Benefits of the proposed Joint Venture include an estimated life of at least 18 years, which could increase through an extension and optimisation plan, and be considered under the Venture over the next three years, and could also enhance envisaged production and cost parameters.
It would also have an estimated average annual production (100 per cent basis) of almost 900koz over the first five years and average annual production in excess of 600koz over the estimated life of operation and an estimated all in sustaining cost (in 2023 terms) of less than US$1,000/oz over the first five years and less than US$1,200/oz over the estimated life of operation.
It is expected that the Ore reserves for the Venture would exceed the sum of the Ore reserves for the stand-alone operations due to the anticipated operational synergies, and the declaration of additional Mineral Resources and Ore reserves as a result.

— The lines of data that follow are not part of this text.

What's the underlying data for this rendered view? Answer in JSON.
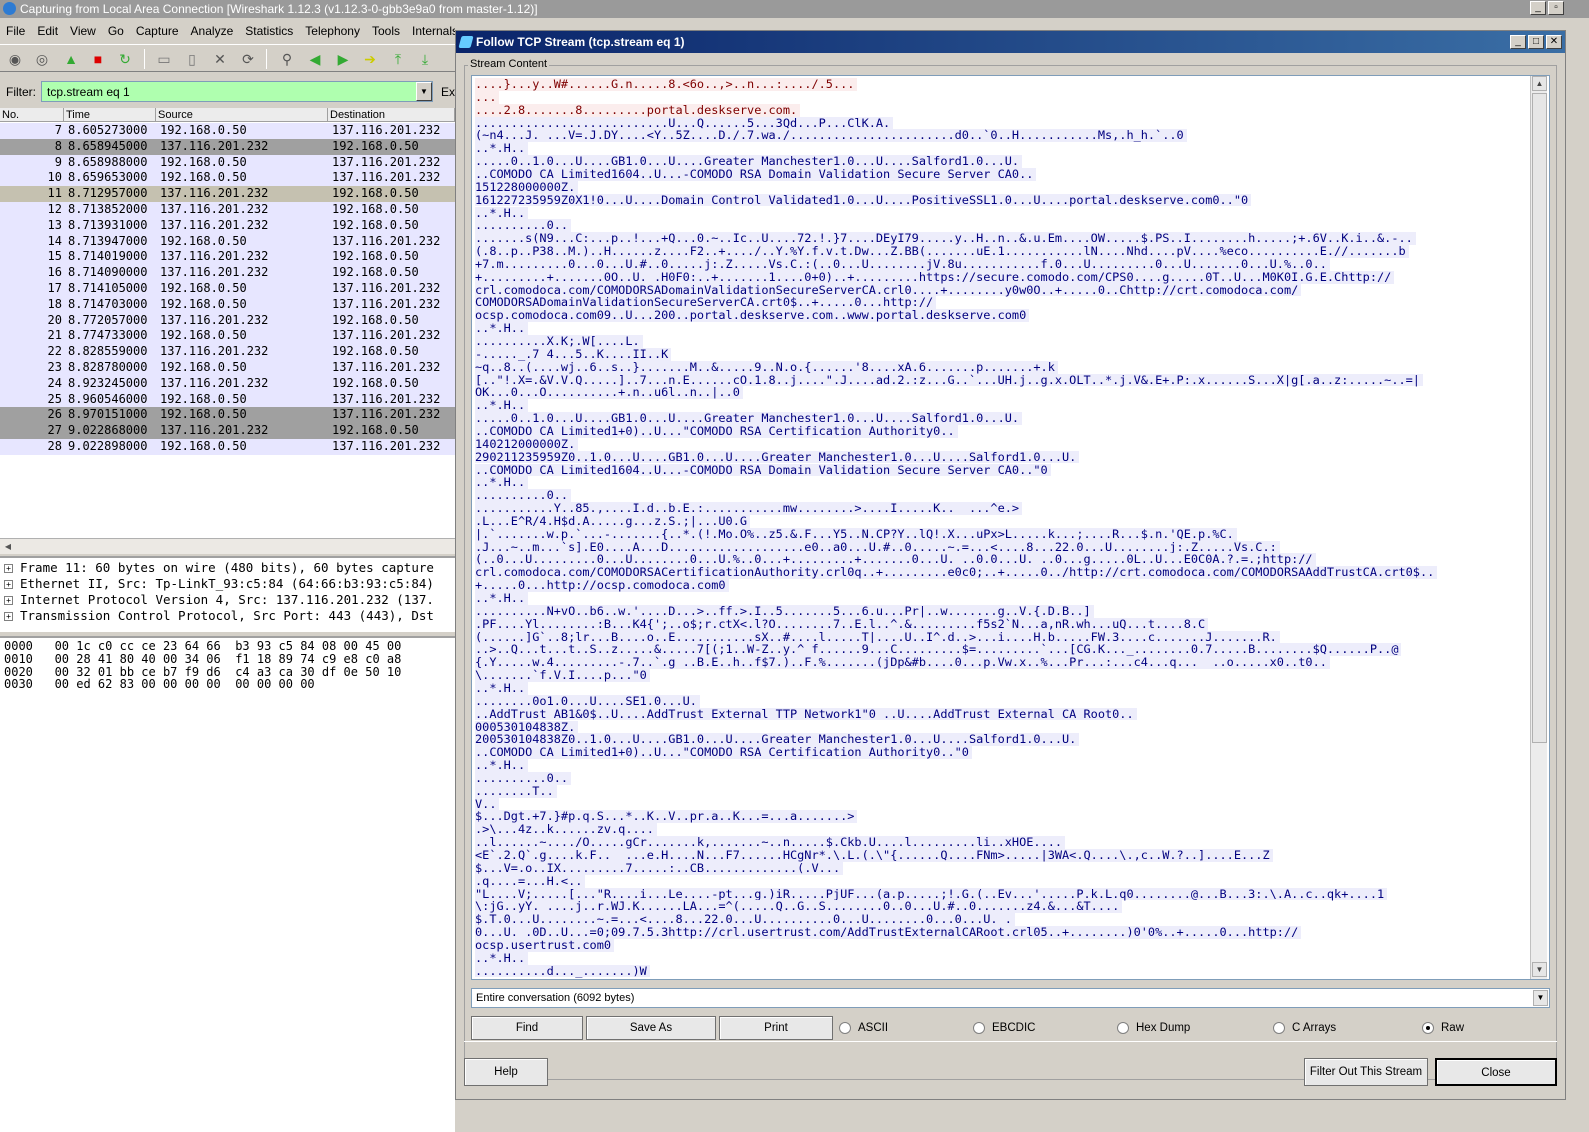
{
  "main_window": {
    "title": "Capturing from Local Area Connection   [Wireshark 1.12.3  (v1.12.3-0-gbb3e9a0 from master-1.12)]",
    "menu": [
      "File",
      "Edit",
      "View",
      "Go",
      "Capture",
      "Analyze",
      "Statistics",
      "Telephony",
      "Tools",
      "Internals"
    ],
    "filter": {
      "label": "Filter:",
      "value": "tcp.stream eq 1",
      "expression_label": "Ex"
    },
    "columns": [
      "No.",
      "Time",
      "Source",
      "Destination"
    ],
    "packets": [
      {
        "no": "7",
        "time": "8.605273000",
        "src": "192.168.0.50",
        "dst": "137.116.201.232",
        "style": "light"
      },
      {
        "no": "8",
        "time": "8.658945000",
        "src": "137.116.201.232",
        "dst": "192.168.0.50",
        "style": "dark"
      },
      {
        "no": "9",
        "time": "8.658988000",
        "src": "192.168.0.50",
        "dst": "137.116.201.232",
        "style": "light"
      },
      {
        "no": "10",
        "time": "8.659653000",
        "src": "192.168.0.50",
        "dst": "137.116.201.232",
        "style": "light"
      },
      {
        "no": "11",
        "time": "8.712957000",
        "src": "137.116.201.232",
        "dst": "192.168.0.50",
        "style": "selected"
      },
      {
        "no": "12",
        "time": "8.713852000",
        "src": "137.116.201.232",
        "dst": "192.168.0.50",
        "style": "light"
      },
      {
        "no": "13",
        "time": "8.713931000",
        "src": "137.116.201.232",
        "dst": "192.168.0.50",
        "style": "light"
      },
      {
        "no": "14",
        "time": "8.713947000",
        "src": "192.168.0.50",
        "dst": "137.116.201.232",
        "style": "light"
      },
      {
        "no": "15",
        "time": "8.714019000",
        "src": "137.116.201.232",
        "dst": "192.168.0.50",
        "style": "light"
      },
      {
        "no": "16",
        "time": "8.714090000",
        "src": "137.116.201.232",
        "dst": "192.168.0.50",
        "style": "light"
      },
      {
        "no": "17",
        "time": "8.714105000",
        "src": "192.168.0.50",
        "dst": "137.116.201.232",
        "style": "light"
      },
      {
        "no": "18",
        "time": "8.714703000",
        "src": "192.168.0.50",
        "dst": "137.116.201.232",
        "style": "light"
      },
      {
        "no": "20",
        "time": "8.772057000",
        "src": "137.116.201.232",
        "dst": "192.168.0.50",
        "style": "light"
      },
      {
        "no": "21",
        "time": "8.774733000",
        "src": "192.168.0.50",
        "dst": "137.116.201.232",
        "style": "light"
      },
      {
        "no": "22",
        "time": "8.828559000",
        "src": "137.116.201.232",
        "dst": "192.168.0.50",
        "style": "light"
      },
      {
        "no": "23",
        "time": "8.828780000",
        "src": "192.168.0.50",
        "dst": "137.116.201.232",
        "style": "light"
      },
      {
        "no": "24",
        "time": "8.923245000",
        "src": "137.116.201.232",
        "dst": "192.168.0.50",
        "style": "light"
      },
      {
        "no": "25",
        "time": "8.960546000",
        "src": "192.168.0.50",
        "dst": "137.116.201.232",
        "style": "light"
      },
      {
        "no": "26",
        "time": "8.970151000",
        "src": "192.168.0.50",
        "dst": "137.116.201.232",
        "style": "dark"
      },
      {
        "no": "27",
        "time": "9.022868000",
        "src": "137.116.201.232",
        "dst": "192.168.0.50",
        "style": "dark"
      },
      {
        "no": "28",
        "time": "9.022898000",
        "src": "192.168.0.50",
        "dst": "137.116.201.232",
        "style": "light"
      }
    ],
    "details": [
      "Frame 11: 60 bytes on wire (480 bits), 60 bytes capture",
      "Ethernet II, Src: Tp-LinkT_93:c5:84 (64:66:b3:93:c5:84)",
      "Internet Protocol Version 4, Src: 137.116.201.232 (137.",
      "Transmission Control Protocol, Src Port: 443 (443), Dst"
    ],
    "hex": [
      "0000   00 1c c0 cc ce 23 64 66  b3 93 c5 84 08 00 45 00",
      "0010   00 28 41 80 40 00 34 06  f1 18 89 74 c9 e8 c0 a8",
      "0020   00 32 01 bb ce b7 f9 d6  c4 a3 ca 30 df 0e 50 10",
      "0030   00 ed 62 83 00 00 00 00  00 00 00 00"
    ]
  },
  "dialog": {
    "title": "Follow TCP Stream (tcp.stream eq 1)",
    "group_label": "Stream Content",
    "colors": {
      "client_fg": "#7f0000",
      "client_bg": "#fbeded",
      "server_fg": "#00007f",
      "server_bg": "#ededfb"
    },
    "stream_lines": [
      {
        "t": "....}...y..W#......G.n.....8.<6o..,>..n...:..../.5...",
        "c": "c"
      },
      {
        "t": "...",
        "c": "c"
      },
      {
        "t": "....2.8.......8.........portal.deskserve.com.",
        "c": "c"
      },
      {
        "t": "...........................U...Q......5...3Qd...P...ClK.A.",
        "c": "s"
      },
      {
        "t": "(~n4...J. ...V=.J.DY....<Y..5Z....D./.7.wa./.......................d0..`0..H...........Ms,.h_h.`..0",
        "c": "s"
      },
      {
        "t": "..*.H..",
        "c": "s"
      },
      {
        "t": ".....0..1.0...U....GB1.0...U....Greater Manchester1.0...U....Salford1.0...U.",
        "c": "s"
      },
      {
        "t": "..COMODO CA Limited1604..U...-COMODO RSA Domain Validation Secure Server CA0..",
        "c": "s"
      },
      {
        "t": "151228000000Z.",
        "c": "s"
      },
      {
        "t": "161227235959Z0X1!0...U....Domain Control Validated1.0...U....PositiveSSL1.0...U....portal.deskserve.com0..\"0",
        "c": "s"
      },
      {
        "t": "..*.H..",
        "c": "s"
      },
      {
        "t": "..........0..",
        "c": "s"
      },
      {
        "t": ".......s(N9...C:...p..!...+Q...0.~..Ic..U....72.!.}7....DEyI79.....y..H..n..&.u.Em....OW.....$.PS..I........h.....;+.6V..K.i..&.-..",
        "c": "s"
      },
      {
        "t": "(.8..p..P38..M.)..H......z....F2..+..../..Y.%Y.f.v.t.Dw...Z.BB(.......uE.1...........lN....Nhd....pV....%eco..........E.//.......b",
        "c": "s"
      },
      {
        "t": "+7.m.........0...0...U.#..0.....j:.Z.....Vs.C.:(..0...U........jV.8u...........f.0...U.........0...U.......0...U.%..0..",
        "c": "s"
      },
      {
        "t": "+.........+.......0O..U. .H0F0:..+.......1....0+0)..+.........https://secure.comodo.com/CPS0....g.....0T..U...M0K0I.G.E.Chttp://",
        "c": "s"
      },
      {
        "t": "crl.comodoca.com/COMODORSADomainValidationSecureServerCA.crl0....+........y0w0O..+.....0..Chttp://crt.comodoca.com/",
        "c": "s"
      },
      {
        "t": "COMODORSADomainValidationSecureServerCA.crt0$..+.....0...http://",
        "c": "s"
      },
      {
        "t": "ocsp.comodoca.com09..U...200..portal.deskserve.com..www.portal.deskserve.com0",
        "c": "s"
      },
      {
        "t": "..*.H..",
        "c": "s"
      },
      {
        "t": "..........X.K;.W[....L.",
        "c": "s"
      },
      {
        "t": "-....._.7 4...5..K....II..K",
        "c": "s"
      },
      {
        "t": "~q..8..(....wj..6..s..}.......M..&.....9..N.o.{......'8....xA.6.......p.......+.k",
        "c": "s"
      },
      {
        "t": "[..\"!.X=.&V.V.Q.....]..7...n.E......cO.1.8..j....\".J....ad.2.:z...G..`...UH.j..g.x.OLT..*.j.V&.E+.P:.x......S...X|g[.a..z:.....~..=|",
        "c": "s"
      },
      {
        "t": "OK...0...O..........+.n..u6l..n..|..0",
        "c": "s"
      },
      {
        "t": "..*.H..",
        "c": "s"
      },
      {
        "t": ".....0..1.0...U....GB1.0...U....Greater Manchester1.0...U....Salford1.0...U.",
        "c": "s"
      },
      {
        "t": "..COMODO CA Limited1+0)..U...\"COMODO RSA Certification Authority0..",
        "c": "s"
      },
      {
        "t": "140212000000Z.",
        "c": "s"
      },
      {
        "t": "290211235959Z0..1.0...U....GB1.0...U....Greater Manchester1.0...U....Salford1.0...U.",
        "c": "s"
      },
      {
        "t": "..COMODO CA Limited1604..U...-COMODO RSA Domain Validation Secure Server CA0..\"0",
        "c": "s"
      },
      {
        "t": "..*.H..",
        "c": "s"
      },
      {
        "t": "..........0..",
        "c": "s"
      },
      {
        "t": "...........Y..85.,....I.d..b.E.:...........mw........>....I.....K..  ...^e.>",
        "c": "s"
      },
      {
        "t": ".L...E^R/4.H$d.A.....g...z.S.;|...U0.G",
        "c": "s"
      },
      {
        "t": "|.`.......w.p.`...-.......{..*.(!.Mo.O%..z5.&.F...Y5..N.CP?Y..lQ!.X...uPx>L.....k...;....R...$.n.'QE.p.%C.",
        "c": "s"
      },
      {
        "t": ".J...~..m...`s].E0....A...D...................e0..a0...U.#..0.....~.=...<....8...22.0...U........j:.Z.....Vs.C.:",
        "c": "s"
      },
      {
        "t": "(..0...U.........0...U........0...U.%..0...+.........+.......0...U. ..0.0...U. ..0...g.....0L..U...E0C0A.?.=.;http://",
        "c": "s"
      },
      {
        "t": "crl.comodoca.com/COMODORSACertificationAuthority.crl0q..+.........e0c0;..+.....0../http://crt.comodoca.com/COMODORSAAddTrustCA.crt0$..",
        "c": "s"
      },
      {
        "t": "+.....0...http://ocsp.comodoca.com0",
        "c": "s"
      },
      {
        "t": "..*.H..",
        "c": "s"
      },
      {
        "t": "..........N+vO..b6..w.'....D...>..ff.>.I..5.......5...6.u...Pr|..w.......g..V.{.D.B..]",
        "c": "s"
      },
      {
        "t": ".PF....Yl........:B...K4{';..o$;r.ctX<.l?O........7..E.l..^.&.........f5s2`N...a,nR.wh...uQ...t....8.C",
        "c": "s"
      },
      {
        "t": "(......]G`..8;lr...B....o..E...........sX..#....l.....T|....U..I^.d..>...i....H.b.....FW.3....c.......J.......R.",
        "c": "s"
      },
      {
        "t": "..>..Q...t...t..S..z.....&.....7[(;1..W-Z..y.^ f......9...C.........$=.........`...[CG.K..._........0.7.....B........$Q......P..@",
        "c": "s"
      },
      {
        "t": "{.Y.....w.4.........-.7..`.g ..B.E..h..f$7.)..F.%.......(jDp&#b....0...p.Vw.x..%...Pr...:...c4...q...  ..o.....x0..t0..",
        "c": "s"
      },
      {
        "t": "\\.......`f.V.I....p...\"0",
        "c": "s"
      },
      {
        "t": "..*.H..",
        "c": "s"
      },
      {
        "t": "........0o1.0...U....SE1.0...U.",
        "c": "s"
      },
      {
        "t": "..AddTrust AB1&0$..U....AddTrust External TTP Network1\"0 ..U....AddTrust External CA Root0..",
        "c": "s"
      },
      {
        "t": "000530104838Z.",
        "c": "s"
      },
      {
        "t": "200530104838Z0..1.0...U....GB1.0...U....Greater Manchester1.0...U....Salford1.0...U.",
        "c": "s"
      },
      {
        "t": "..COMODO CA Limited1+0)..U...\"COMODO RSA Certification Authority0..\"0",
        "c": "s"
      },
      {
        "t": "..*.H..",
        "c": "s"
      },
      {
        "t": "..........0..",
        "c": "s"
      },
      {
        "t": "........T..",
        "c": "s"
      },
      {
        "t": "V..",
        "c": "s"
      },
      {
        "t": "$...Dgt.+7.}#p.q.S...*..K..V..pr.a..K...=...a.......>",
        "c": "s"
      },
      {
        "t": ".>\\...4z..k......zv.q....",
        "c": "s"
      },
      {
        "t": "..l......~..../O.....gCr.......k,.......~..n.....$.Ckb.U....l.........li..xHOE....",
        "c": "s"
      },
      {
        "t": "<E`.2.Q`.g....k.F..  ...e.H....N...F7......HCgNr*.\\.L.(.\\\"{......Q....FNm>.....|3WA<.Q....\\.,c..W.?..]....E...Z",
        "c": "s"
      },
      {
        "t": "$...V=.o..IX.........7.....:..CB.............(.V...",
        "c": "s"
      },
      {
        "t": ".q....=...H.<..",
        "c": "s"
      },
      {
        "t": "\"L....V;.....[...\"R....i...Le....-pt...g.)iR.....PjUF...(a.p.....;!.G.(..Ev...'.....P.k.L.q0........@...B...3:.\\.A..c..qk+....1",
        "c": "s"
      },
      {
        "t": "\\:jG..yY. ....j..r.WJ.K......LA...=^(.....Q..G..S........0..0...U.#..0.......z4.&...&T....",
        "c": "s"
      },
      {
        "t": "$.T.0...U........~.=...<....8...22.0...U..........0...U........0...0...U. .",
        "c": "s"
      },
      {
        "t": "0...U. .0D..U...=0;09.7.5.3http://crl.usertrust.com/AddTrustExternalCARoot.crl05..+........)0'0%..+.....0...http://",
        "c": "s"
      },
      {
        "t": "ocsp.usertrust.com0",
        "c": "s"
      },
      {
        "t": "..*.H..",
        "c": "s"
      },
      {
        "t": "..........d..._.......)W",
        "c": "s"
      }
    ],
    "conversation": "Entire conversation (6092 bytes)",
    "buttons": {
      "find": "Find",
      "save_as": "Save As",
      "print": "Print",
      "help": "Help",
      "filter_out": "Filter Out This Stream",
      "close": "Close"
    },
    "formats": [
      {
        "label": "ASCII",
        "selected": false
      },
      {
        "label": "EBCDIC",
        "selected": false
      },
      {
        "label": "Hex Dump",
        "selected": false
      },
      {
        "label": "C Arrays",
        "selected": false
      },
      {
        "label": "Raw",
        "selected": true
      }
    ]
  }
}
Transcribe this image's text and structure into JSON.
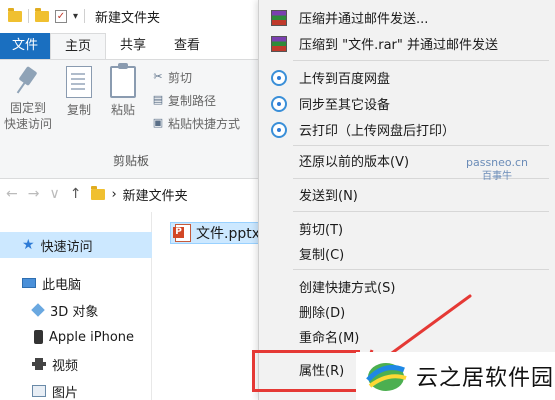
{
  "window": {
    "title": "新建文件夹",
    "check_glyph": "✓",
    "caret_glyph": "▾"
  },
  "ribbon": {
    "tabs": [
      {
        "label": "文件"
      },
      {
        "label": "主页"
      },
      {
        "label": "共享"
      },
      {
        "label": "查看"
      }
    ],
    "pin_label_1": "固定到",
    "pin_label_2": "快速访问",
    "copy_label": "复制",
    "paste_label": "粘贴",
    "cut_label": "剪切",
    "copy_path_label": "复制路径",
    "paste_shortcut_label": "粘贴快捷方式",
    "group_label": "剪贴板"
  },
  "address": {
    "back": "←",
    "forward": "→",
    "dropdown": "∨",
    "up": "↑",
    "chevron": "›",
    "path": "新建文件夹"
  },
  "nav": {
    "quick_access": "快速访问",
    "this_pc": "此电脑",
    "objects_3d": "3D 对象",
    "iphone": "Apple iPhone",
    "videos": "视频",
    "pictures": "图片"
  },
  "file": {
    "name": "文件.pptx"
  },
  "context_menu": {
    "compress_email": "压缩并通过邮件发送...",
    "compress_rar_email": "压缩到 \"文件.rar\" 并通过邮件发送",
    "upload_baidu": "上传到百度网盘",
    "sync_devices": "同步至其它设备",
    "cloud_print": "云打印（上传网盘后打印）",
    "restore_versions": "还原以前的版本(V)",
    "send_to": "发送到(N)",
    "cut": "剪切(T)",
    "copy": "复制(C)",
    "create_shortcut": "创建快捷方式(S)",
    "delete": "删除(D)",
    "rename": "重命名(M)",
    "properties": "属性(R)"
  },
  "watermark": {
    "line1": "passneo.cn",
    "line2": "百事牛"
  },
  "brand": {
    "text": "云之居软件园"
  },
  "colors": {
    "file_tab": "#1a6fc0",
    "selection": "#cce8ff",
    "highlight_box": "#e53935",
    "menu_bg": "#f2f2f2"
  }
}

Key principles of Venture are that Gold Fields and AngloGold Ashanti have collaborated across a broad and comprehensive range of work streams to formulate the indicative base case for the combination, which underpins the estimates above.
Additional, detailed work would now be undertaken to develop the optimised initial operating plan, which will apply from commencement of the Proposed Joint Venture.
The statement said Gold Fields and AngloGold Ashanti had agreed on the governance principles of the Venture, including their respective representation in management committees for the Venture and the board of Gold Fields Ghana.
As operator of Gold Fields Ghana, Gold Fields would receive a management and technical fee determined on an arms-length basis.
The implementation was subject to reaching agreement with the GoG regarding the Venture and conclusion of confirmatory due diligence and definitive transaction agreements, and securing all requisite regulatory approvals.
Subject to satisfaction of these conditions, the Parties intend to implement the Venture as soon as practically possible.